Entity linking over tabular data using the Human-In-The-Loop technique
Keywords: Entity linking, Data enrichment, Tabular data, Human-In-The-Loop
Entity linking is a crucial task in Natural Language Processing (NLP) and Information Retrieval (IR) [Shen et al 2021]. It involves associating specific strings of text (also known as mentions or entities) with the corresponding entries in a knowledge graph or database. This process aids systems in discerning the exact identity that a named entity refers to within a given context, especially when possibilities of ambiguity are present. For instance, a text mention of "Paris" may refer to either "Paris, France" or "Paris, Texas," and entity linking helps clarify such ambiguity [Yin et al 2019].
In the context of structured data such as tables, entity linking involves associating specific cells (entities) with the appropriate entries in a knowledge graph. It requires the identification and linking of entities within tabular data to specific entries in an external structured database.
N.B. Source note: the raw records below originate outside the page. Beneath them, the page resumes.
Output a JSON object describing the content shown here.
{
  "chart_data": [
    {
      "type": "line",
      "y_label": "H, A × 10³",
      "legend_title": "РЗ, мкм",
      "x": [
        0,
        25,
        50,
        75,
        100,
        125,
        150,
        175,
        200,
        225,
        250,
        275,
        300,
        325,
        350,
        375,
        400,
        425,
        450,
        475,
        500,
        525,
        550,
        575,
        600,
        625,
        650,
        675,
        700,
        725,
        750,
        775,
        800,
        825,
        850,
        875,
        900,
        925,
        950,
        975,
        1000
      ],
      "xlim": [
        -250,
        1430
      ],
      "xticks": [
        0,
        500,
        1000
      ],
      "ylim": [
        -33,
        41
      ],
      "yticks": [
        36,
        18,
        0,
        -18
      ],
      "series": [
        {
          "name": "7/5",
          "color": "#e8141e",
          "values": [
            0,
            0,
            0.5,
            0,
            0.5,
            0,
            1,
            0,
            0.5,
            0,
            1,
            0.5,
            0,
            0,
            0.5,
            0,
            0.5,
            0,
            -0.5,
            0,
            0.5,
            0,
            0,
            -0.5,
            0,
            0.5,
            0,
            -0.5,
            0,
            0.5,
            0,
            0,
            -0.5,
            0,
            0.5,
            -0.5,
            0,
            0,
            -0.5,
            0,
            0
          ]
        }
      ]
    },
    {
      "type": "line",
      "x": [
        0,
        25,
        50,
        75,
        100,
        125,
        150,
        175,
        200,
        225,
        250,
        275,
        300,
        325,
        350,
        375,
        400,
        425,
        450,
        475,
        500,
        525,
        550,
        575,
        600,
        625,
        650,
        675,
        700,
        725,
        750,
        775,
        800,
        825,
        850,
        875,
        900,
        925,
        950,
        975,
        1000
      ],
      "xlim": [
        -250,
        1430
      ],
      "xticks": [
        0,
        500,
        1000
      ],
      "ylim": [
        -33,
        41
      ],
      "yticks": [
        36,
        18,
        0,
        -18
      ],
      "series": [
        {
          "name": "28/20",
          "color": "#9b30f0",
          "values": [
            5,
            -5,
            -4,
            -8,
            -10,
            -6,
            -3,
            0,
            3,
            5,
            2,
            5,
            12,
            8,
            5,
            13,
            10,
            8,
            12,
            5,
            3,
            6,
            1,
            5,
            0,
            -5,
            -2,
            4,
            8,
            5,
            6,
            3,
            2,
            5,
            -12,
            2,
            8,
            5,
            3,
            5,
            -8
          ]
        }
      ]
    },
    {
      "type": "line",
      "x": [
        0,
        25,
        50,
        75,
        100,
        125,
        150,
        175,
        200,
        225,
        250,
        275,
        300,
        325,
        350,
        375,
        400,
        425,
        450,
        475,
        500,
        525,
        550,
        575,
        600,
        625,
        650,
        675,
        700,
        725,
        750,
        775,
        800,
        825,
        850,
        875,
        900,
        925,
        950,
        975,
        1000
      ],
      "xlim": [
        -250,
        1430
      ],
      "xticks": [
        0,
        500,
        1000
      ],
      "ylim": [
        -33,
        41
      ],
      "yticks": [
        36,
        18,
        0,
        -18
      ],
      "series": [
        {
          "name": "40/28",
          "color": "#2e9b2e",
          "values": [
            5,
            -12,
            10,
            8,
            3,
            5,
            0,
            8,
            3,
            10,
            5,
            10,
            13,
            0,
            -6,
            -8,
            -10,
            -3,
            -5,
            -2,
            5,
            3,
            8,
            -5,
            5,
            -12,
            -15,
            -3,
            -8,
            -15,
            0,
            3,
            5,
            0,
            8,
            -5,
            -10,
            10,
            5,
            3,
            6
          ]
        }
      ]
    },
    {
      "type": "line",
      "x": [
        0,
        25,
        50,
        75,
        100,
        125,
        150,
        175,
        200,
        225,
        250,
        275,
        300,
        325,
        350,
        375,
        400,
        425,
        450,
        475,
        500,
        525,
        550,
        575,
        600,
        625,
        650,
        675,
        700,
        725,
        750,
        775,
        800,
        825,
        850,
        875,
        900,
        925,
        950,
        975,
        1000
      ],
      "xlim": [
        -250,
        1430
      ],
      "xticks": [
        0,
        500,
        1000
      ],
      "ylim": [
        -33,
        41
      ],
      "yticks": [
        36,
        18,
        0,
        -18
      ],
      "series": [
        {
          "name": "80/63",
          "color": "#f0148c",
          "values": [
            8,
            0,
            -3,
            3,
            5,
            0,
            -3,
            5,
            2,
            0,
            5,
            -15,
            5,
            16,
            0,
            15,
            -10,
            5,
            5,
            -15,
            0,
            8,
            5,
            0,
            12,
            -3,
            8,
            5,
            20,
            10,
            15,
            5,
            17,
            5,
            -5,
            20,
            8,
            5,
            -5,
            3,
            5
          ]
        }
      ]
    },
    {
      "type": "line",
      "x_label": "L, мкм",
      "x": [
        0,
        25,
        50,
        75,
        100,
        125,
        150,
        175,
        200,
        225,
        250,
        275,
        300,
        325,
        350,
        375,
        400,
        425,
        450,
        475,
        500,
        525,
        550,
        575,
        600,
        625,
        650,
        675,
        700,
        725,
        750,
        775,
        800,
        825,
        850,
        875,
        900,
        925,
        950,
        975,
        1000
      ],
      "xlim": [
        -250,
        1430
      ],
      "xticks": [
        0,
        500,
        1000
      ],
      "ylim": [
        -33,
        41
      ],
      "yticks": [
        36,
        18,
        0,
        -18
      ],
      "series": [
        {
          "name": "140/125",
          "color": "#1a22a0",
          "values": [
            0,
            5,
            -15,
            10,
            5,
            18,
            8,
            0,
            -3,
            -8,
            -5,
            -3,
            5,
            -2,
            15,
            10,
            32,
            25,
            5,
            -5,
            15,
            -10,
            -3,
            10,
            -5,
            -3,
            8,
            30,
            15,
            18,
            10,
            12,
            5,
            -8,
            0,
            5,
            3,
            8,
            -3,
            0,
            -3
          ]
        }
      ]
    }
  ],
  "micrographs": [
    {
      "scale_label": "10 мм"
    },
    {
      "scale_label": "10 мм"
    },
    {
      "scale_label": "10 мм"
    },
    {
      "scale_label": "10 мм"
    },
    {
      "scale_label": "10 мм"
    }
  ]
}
This process is pivotal in making structured data more meaningful and comprehensible by enriching it with external information and context. For instance, in a table of movies, a cell containing "The Matrix" would be linked to the corresponding entry in a knowledge graph, providing additional details about the film, like its director, release date, etc.
Building upon the existing solution available at https://github.com/roby-avo/alligator, the aim is to extend its functionality to support human feedback, thereby enhancing its effectiveness.
Work to be done:
- Human Feedback Integration: Define a process by which human feedback can be incorporated into the entity linking process. The integration should be designed in a manner that allows for usability and efficient processing of human input.
- Solution Evaluation: Conduct an evaluation of the solution using a domain-specific dataset. This assessment should gauge the effectiveness and improvements in the entity linking process brought about by human feedback.
- Future Directions: Based on the evaluation results, outline potential future improvements and directions for further research and development.
[Shen et al 2021] Shen, W., Li, Y., Liu, Y., Han, J., Wang, J., & Yuan, X. (2021). Entity linking meets deep learning: Techniques and solutions. IEEE Transactions on Knowledge and Data Engineering.
[Yin et al 2019] Yin, X., Huang, Y., Zhou, B., Li, A., Lan, L., & Jia, Y. (2019). Deep entity linking via eliminating semantic ambiguity with BERT. IEEE Access, 7, 169434-169445.